Suça sürüklenen çocuk müdafiin mağdura yönelik nitelikli cinsel saldırı eyleminde bulunulduğuna yönelik tanık beyanı olmadığına, alınan rapora göre mağdurun beyanlarına itibar edilemeyeceği belirtilmesine rağmen, mağdurun beyanı esas alınarak mahkumiyet hükmü kurulmasının dosya kapsamına uymadığına, mağdurda fiili livata izine rastlanmadığına, suça sürüklenen çocuk aleyhine delil bulunmadığına dair temyiz itirazları yerinde görülmediğinden 5271 sayılı CMK’nın 302/1. maddesi uyarınca TEMYİZ İSTEMİNİN ESASTAN REDDİNE ( Y 8 C.D- K.2019/14536 ).

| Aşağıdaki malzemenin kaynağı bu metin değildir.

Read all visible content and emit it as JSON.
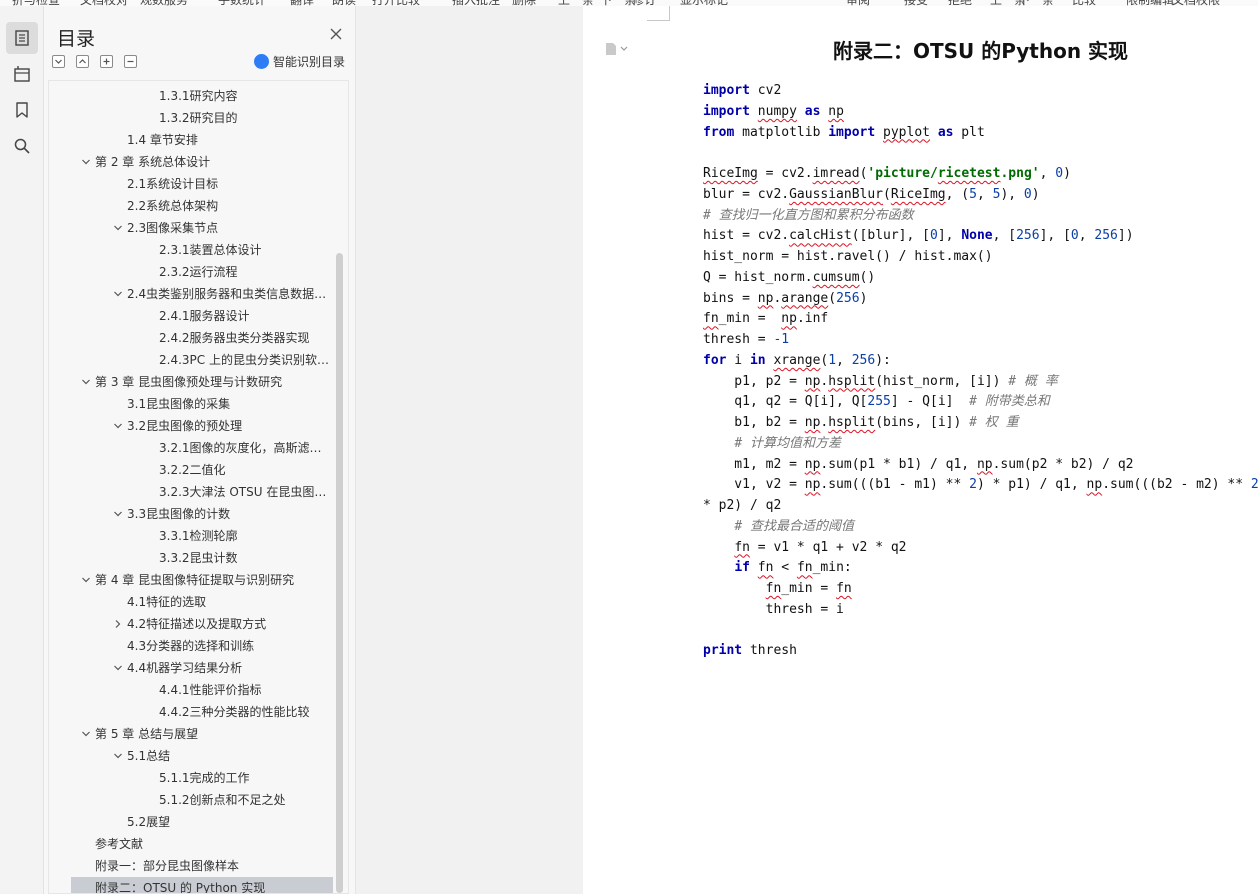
{
  "toolbar": {
    "items": [
      "折与检查",
      "文档校对",
      "观数服务",
      "手数统计",
      "翻译",
      "朗读",
      "打开比较",
      "插入批注",
      "删除",
      "上一条",
      "下一条",
      "修订",
      "显示标记",
      "审阅",
      "接受",
      "拒绝",
      "上一条",
      "下一条",
      "比较",
      "限制编辑",
      "文档权限"
    ]
  },
  "rail": {
    "items": [
      {
        "name": "toc-icon",
        "active": true
      },
      {
        "name": "navigation-icon",
        "active": false
      },
      {
        "name": "bookmark-icon",
        "active": false
      },
      {
        "name": "search-icon",
        "active": false
      }
    ]
  },
  "toc": {
    "title": "目录",
    "smart_label": "智能识别目录",
    "items": [
      {
        "label": "1.3.1研究内容",
        "level": 3,
        "chevron": "none",
        "selected": false
      },
      {
        "label": "1.3.2研究目的",
        "level": 3,
        "chevron": "none",
        "selected": false
      },
      {
        "label": "1.4 章节安排",
        "level": 2,
        "chevron": "none",
        "selected": false
      },
      {
        "label": "第 2 章 系统总体设计",
        "level": 1,
        "chevron": "down",
        "selected": false
      },
      {
        "label": "2.1系统设计目标",
        "level": 2,
        "chevron": "none",
        "selected": false
      },
      {
        "label": "2.2系统总体架构",
        "level": 2,
        "chevron": "none",
        "selected": false
      },
      {
        "label": "2.3图像采集节点",
        "level": 2,
        "chevron": "down",
        "selected": false
      },
      {
        "label": "2.3.1装置总体设计",
        "level": 3,
        "chevron": "none",
        "selected": false
      },
      {
        "label": "2.3.2运行流程",
        "level": 3,
        "chevron": "none",
        "selected": false
      },
      {
        "label": "2.4虫类鉴别服务器和虫类信息数据…",
        "level": 2,
        "chevron": "down",
        "selected": false
      },
      {
        "label": "2.4.1服务器设计",
        "level": 3,
        "chevron": "none",
        "selected": false
      },
      {
        "label": "2.4.2服务器虫类分类器实现",
        "level": 3,
        "chevron": "none",
        "selected": false
      },
      {
        "label": "2.4.3PC 上的昆虫分类识别软…",
        "level": 3,
        "chevron": "none",
        "selected": false
      },
      {
        "label": "第 3 章 昆虫图像预处理与计数研究",
        "level": 1,
        "chevron": "down",
        "selected": false
      },
      {
        "label": "3.1昆虫图像的采集",
        "level": 2,
        "chevron": "none",
        "selected": false
      },
      {
        "label": "3.2昆虫图像的预处理",
        "level": 2,
        "chevron": "down",
        "selected": false
      },
      {
        "label": "3.2.1图像的灰度化，高斯滤…",
        "level": 3,
        "chevron": "none",
        "selected": false
      },
      {
        "label": "3.2.2二值化",
        "level": 3,
        "chevron": "none",
        "selected": false
      },
      {
        "label": "3.2.3大津法 OTSU 在昆虫图…",
        "level": 3,
        "chevron": "none",
        "selected": false
      },
      {
        "label": "3.3昆虫图像的计数",
        "level": 2,
        "chevron": "down",
        "selected": false
      },
      {
        "label": "3.3.1检测轮廓",
        "level": 3,
        "chevron": "none",
        "selected": false
      },
      {
        "label": "3.3.2昆虫计数",
        "level": 3,
        "chevron": "none",
        "selected": false
      },
      {
        "label": "第 4 章 昆虫图像特征提取与识别研究",
        "level": 1,
        "chevron": "down",
        "selected": false
      },
      {
        "label": "4.1特征的选取",
        "level": 2,
        "chevron": "none",
        "selected": false
      },
      {
        "label": "4.2特征描述以及提取方式",
        "level": 2,
        "chevron": "right",
        "selected": false
      },
      {
        "label": "4.3分类器的选择和训练",
        "level": 2,
        "chevron": "none",
        "selected": false
      },
      {
        "label": "4.4机器学习结果分析",
        "level": 2,
        "chevron": "down",
        "selected": false
      },
      {
        "label": "4.4.1性能评价指标",
        "level": 3,
        "chevron": "none",
        "selected": false
      },
      {
        "label": "4.4.2三种分类器的性能比较",
        "level": 3,
        "chevron": "none",
        "selected": false
      },
      {
        "label": "第 5 章 总结与展望",
        "level": 1,
        "chevron": "down",
        "selected": false
      },
      {
        "label": "5.1总结",
        "level": 2,
        "chevron": "down",
        "selected": false
      },
      {
        "label": "5.1.1完成的工作",
        "level": 3,
        "chevron": "none",
        "selected": false
      },
      {
        "label": "5.1.2创新点和不足之处",
        "level": 3,
        "chevron": "none",
        "selected": false
      },
      {
        "label": "5.2展望",
        "level": 2,
        "chevron": "none",
        "selected": false
      },
      {
        "label": "参考文献",
        "level": 1,
        "chevron": "none",
        "selected": false
      },
      {
        "label": "附录一：部分昆虫图像样本",
        "level": 1,
        "chevron": "none",
        "selected": false
      },
      {
        "label": "附录二：OTSU 的 Python 实现",
        "level": 1,
        "chevron": "none",
        "selected": true
      }
    ]
  },
  "document": {
    "title": "附录二：OTSU 的Python 实现",
    "code_lines": [
      [
        [
          "kw",
          "import"
        ],
        [
          "t",
          " cv2"
        ]
      ],
      [
        [
          "kw",
          "import"
        ],
        [
          "t",
          " "
        ],
        [
          "sq",
          "numpy"
        ],
        [
          "t",
          " "
        ],
        [
          "kw",
          "as"
        ],
        [
          "t",
          " "
        ],
        [
          "sq",
          "np"
        ]
      ],
      [
        [
          "kw",
          "from"
        ],
        [
          "t",
          " matplotlib "
        ],
        [
          "kw",
          "import"
        ],
        [
          "t",
          " "
        ],
        [
          "sq",
          "pyplot"
        ],
        [
          "t",
          " "
        ],
        [
          "kw",
          "as"
        ],
        [
          "t",
          " plt"
        ]
      ],
      [],
      [
        [
          "sq",
          "RiceImg"
        ],
        [
          "t",
          " = cv2."
        ],
        [
          "sq",
          "imread"
        ],
        [
          "t",
          "("
        ],
        [
          "str",
          "'picture/"
        ],
        [
          "str sq",
          "ricetest"
        ],
        [
          "str",
          ".png'"
        ],
        [
          "t",
          ", "
        ],
        [
          "num",
          "0"
        ],
        [
          "t",
          ")"
        ]
      ],
      [
        [
          "t",
          "blur = cv2."
        ],
        [
          "sq",
          "GaussianBlur"
        ],
        [
          "t",
          "("
        ],
        [
          "sq",
          "RiceImg"
        ],
        [
          "t",
          ", ("
        ],
        [
          "num",
          "5"
        ],
        [
          "t",
          ", "
        ],
        [
          "num",
          "5"
        ],
        [
          "t",
          "), "
        ],
        [
          "num",
          "0"
        ],
        [
          "t",
          ")"
        ]
      ],
      [
        [
          "cmt",
          "# 查找归一化直方图和累积分布函数"
        ]
      ],
      [
        [
          "t",
          "hist = cv2."
        ],
        [
          "sq",
          "calcHist"
        ],
        [
          "t",
          "([blur], ["
        ],
        [
          "num",
          "0"
        ],
        [
          "t",
          "], "
        ],
        [
          "kw",
          "None"
        ],
        [
          "t",
          ", ["
        ],
        [
          "num",
          "256"
        ],
        [
          "t",
          "], ["
        ],
        [
          "num",
          "0"
        ],
        [
          "t",
          ", "
        ],
        [
          "num",
          "256"
        ],
        [
          "t",
          "])"
        ]
      ],
      [
        [
          "t",
          "hist_norm = hist.ravel() / hist.max()"
        ]
      ],
      [
        [
          "t",
          "Q = hist_norm."
        ],
        [
          "sq",
          "cumsum"
        ],
        [
          "t",
          "()"
        ]
      ],
      [
        [
          "t",
          "bins = "
        ],
        [
          "sq",
          "np"
        ],
        [
          "t",
          "."
        ],
        [
          "sq",
          "arange"
        ],
        [
          "t",
          "("
        ],
        [
          "num",
          "256"
        ],
        [
          "t",
          ")"
        ]
      ],
      [
        [
          "sq",
          "fn"
        ],
        [
          "t",
          "_min =  "
        ],
        [
          "sq",
          "np"
        ],
        [
          "t",
          ".inf"
        ]
      ],
      [
        [
          "t",
          "thresh = "
        ],
        [
          "num",
          "-1"
        ]
      ],
      [
        [
          "kw",
          "for"
        ],
        [
          "t",
          " i "
        ],
        [
          "kw",
          "in"
        ],
        [
          "t",
          " "
        ],
        [
          "sq",
          "xrange"
        ],
        [
          "t",
          "("
        ],
        [
          "num",
          "1"
        ],
        [
          "t",
          ", "
        ],
        [
          "num",
          "256"
        ],
        [
          "t",
          "):"
        ]
      ],
      [
        [
          "t",
          "    p1, p2 = "
        ],
        [
          "sq",
          "np"
        ],
        [
          "t",
          "."
        ],
        [
          "sq",
          "hsplit"
        ],
        [
          "t",
          "(hist_norm, [i]) "
        ],
        [
          "cmt",
          "# 概 率"
        ]
      ],
      [
        [
          "t",
          "    q1, q2 = Q[i], Q["
        ],
        [
          "num",
          "255"
        ],
        [
          "t",
          "] - Q[i]  "
        ],
        [
          "cmt",
          "# 附带类总和"
        ]
      ],
      [
        [
          "t",
          "    b1, b2 = "
        ],
        [
          "sq",
          "np"
        ],
        [
          "t",
          "."
        ],
        [
          "sq",
          "hsplit"
        ],
        [
          "t",
          "(bins, [i]) "
        ],
        [
          "cmt",
          "# 权 重"
        ]
      ],
      [
        [
          "t",
          "    "
        ],
        [
          "cmt",
          "# 计算均值和方差"
        ]
      ],
      [
        [
          "t",
          "    m1, m2 = "
        ],
        [
          "sq",
          "np"
        ],
        [
          "t",
          ".sum(p1 * b1) / q1, "
        ],
        [
          "sq",
          "np"
        ],
        [
          "t",
          ".sum(p2 * b2) / q2"
        ]
      ],
      [
        [
          "t",
          "    v1, v2 = "
        ],
        [
          "sq",
          "np"
        ],
        [
          "t",
          ".sum(((b1 - m1) ** "
        ],
        [
          "num",
          "2"
        ],
        [
          "t",
          ") * p1) / q1, "
        ],
        [
          "sq",
          "np"
        ],
        [
          "t",
          ".sum(((b2 - m2) ** "
        ],
        [
          "num",
          "2"
        ],
        [
          "t",
          ")"
        ]
      ],
      [
        [
          "t",
          "* p2) / q2"
        ]
      ],
      [
        [
          "t",
          "    "
        ],
        [
          "cmt",
          "# 查找最合适的阈值"
        ]
      ],
      [
        [
          "t",
          "    "
        ],
        [
          "sq",
          "fn"
        ],
        [
          "t",
          " = v1 * q1 + v2 * q2"
        ]
      ],
      [
        [
          "t",
          "    "
        ],
        [
          "kw",
          "if"
        ],
        [
          "t",
          " "
        ],
        [
          "sq",
          "fn"
        ],
        [
          "t",
          " < "
        ],
        [
          "sq",
          "fn"
        ],
        [
          "t",
          "_min:"
        ]
      ],
      [
        [
          "t",
          "        "
        ],
        [
          "sq",
          "fn"
        ],
        [
          "t",
          "_min = "
        ],
        [
          "sq",
          "fn"
        ]
      ],
      [
        [
          "t",
          "        thresh = i"
        ]
      ],
      [],
      [
        [
          "kw",
          "print"
        ],
        [
          "t",
          " thresh"
        ]
      ]
    ]
  }
}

Mağdurun yaptığı beyan somut olmalıdır


Mağdurun, suça ilişkin yaptığı beyan, somut olgulara dayanmalıdır. Aksi halde mağdurun yapacağı soyut beyanlar dikkate alınmayacak ve bu sebeple de sanık beraat edecektir. Bu konudaki Yargıtay kararı için;

Olayın intikal şekli ve süresi, katılanın beyanları ile savunmaya göre sanık ile katılanın 24.10.2013 tarihinde evlenmesinin ardından yaşanan geçimsizlik nedeniyle bir süre sonra ailesinin yanına dönen katılanın 24.04.2014 günü sanığın kendisiyle zorla ilişkiye girdiğini iddia ederek şikayetçi olması, aşamalardaki ifadelerinde cinsel ilişkilerin zorla gerçekleştiğine dair anlatımlarının zorun ne şekilde olduğuna yönelik tarifleme içermeyip, soyut nitelikte bulunması ve tüm dosya içeriği nazara alındığında sanığın üzerine atılı suçu işlediğine dair cezalandırılmasına yeter, her türlü şüpheden uzak, kesin ve inandırıcı delil bulunmadığı gözetilerek beraati yerine yazılı şekilde mahkumiyetine karar verilmesi, ( Y 14 C.D- K.2019/10529 ).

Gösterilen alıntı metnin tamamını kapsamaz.